Given the role of immune system in the development of schizophrenia and increased levels of inflammatory cytokines in the CNS, Muller et al. (5) studied cyclooxygenase inhibitors, like Celecoxib-2, as an immune regulator drug, on 50 patients in the acute phase of schizophrenia, randomly divided to two experimental and control groups. The experimental group received 2 - 6 mg of risperidone daily with 400 mg of celecoxib, while the other group received 2 - 6 mg of risperidone daily plus placebo. There were no differences in age, gender, duration and severity of symptoms, psychopathology of the patient and the dose and plasma levels of risperidone between the two groups. After five weeks, the patients were evaluated by PANSS, and ultimately, the group receiving celecoxib along with risperidone showed a significant reduction in symptoms.

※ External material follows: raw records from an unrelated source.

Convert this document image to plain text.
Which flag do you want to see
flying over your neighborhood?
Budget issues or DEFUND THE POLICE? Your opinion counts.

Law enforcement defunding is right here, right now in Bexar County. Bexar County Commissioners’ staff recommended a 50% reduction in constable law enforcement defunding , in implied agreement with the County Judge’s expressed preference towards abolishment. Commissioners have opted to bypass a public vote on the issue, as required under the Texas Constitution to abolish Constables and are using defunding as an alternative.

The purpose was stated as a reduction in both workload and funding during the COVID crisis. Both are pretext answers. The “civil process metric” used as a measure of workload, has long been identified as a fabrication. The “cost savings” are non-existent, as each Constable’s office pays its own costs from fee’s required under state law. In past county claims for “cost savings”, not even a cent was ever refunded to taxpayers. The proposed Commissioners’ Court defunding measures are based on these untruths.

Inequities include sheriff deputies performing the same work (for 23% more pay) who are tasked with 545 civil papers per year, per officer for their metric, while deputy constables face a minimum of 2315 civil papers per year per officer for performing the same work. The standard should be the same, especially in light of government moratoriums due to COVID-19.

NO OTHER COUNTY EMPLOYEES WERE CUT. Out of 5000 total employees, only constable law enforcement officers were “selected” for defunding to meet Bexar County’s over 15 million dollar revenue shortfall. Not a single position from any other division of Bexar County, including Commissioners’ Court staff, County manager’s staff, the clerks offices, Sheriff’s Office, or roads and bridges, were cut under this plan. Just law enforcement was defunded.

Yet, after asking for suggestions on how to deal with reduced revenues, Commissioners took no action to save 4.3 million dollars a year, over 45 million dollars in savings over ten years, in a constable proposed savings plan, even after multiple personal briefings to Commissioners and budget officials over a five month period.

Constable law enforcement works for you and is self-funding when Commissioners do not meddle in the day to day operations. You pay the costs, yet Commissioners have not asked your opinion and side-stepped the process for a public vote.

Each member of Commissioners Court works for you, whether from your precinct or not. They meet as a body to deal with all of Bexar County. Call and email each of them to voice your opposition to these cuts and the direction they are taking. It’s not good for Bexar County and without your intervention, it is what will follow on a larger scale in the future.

In 2006, Laan et al. (16) examined the effects of adding acetylsalicylic acid in the treatment of 80 patients with schizophrenia, schizophrenia form and schizoaffective. The patients were assigned randomly to experimental and control groups through a double-blind procedure. For three months, one group received regular antipsychotic with placebo while the other group was given 1000 mg of acetylsalicylic acid daily with pantoprazole to reduce gastrointestinal complications. After three months, the results were as follows: positive and negative symptoms were curtailed and cognitive performance improved in the control group.
Conclusively, it is desired that aspirin, as a non-steroid anti-inflammatory drug (NSAID), be able to provide patients with the benefits of anti-coagulant and anti-inflammatory in the brain without potential peripheral adverse effects. The results of this study should be interpreted with consideration of its limitations. Small sample size and short observation period are the major limitations of this study. These results may be confirmed in more prolonged trials with larger sample sizes to ensure study power. Also, it should be mentioned that PANSS is limited to assessing behavioral problems; therefore, patient cognitive function improvement is not measurable. In conclusion, this triple-blind, placebo-controlled clinical trial revealed aspirin as a tolerable adjunct to antipsychotics with improvement in primary positive, negative and general psychopathology symptoms of schizophrenia in patients. Additional studies with long-term follow-up periods seem to be essential to reinforce clinical use of adjuvant aspirin in schizophrenic patients.
5.1. Conclusions
Based on our results, we can conclude that aspirin can be equally useful in the reduction of positive, negative and general psychopathology of schizophrenia, but further studies are needed to compare the effectiveness of different types of usage of NSAIDs in schizophrenia. We purpose more studies for investigation of the effect of aspirin augmentation on reduction of schizophrenia symptoms.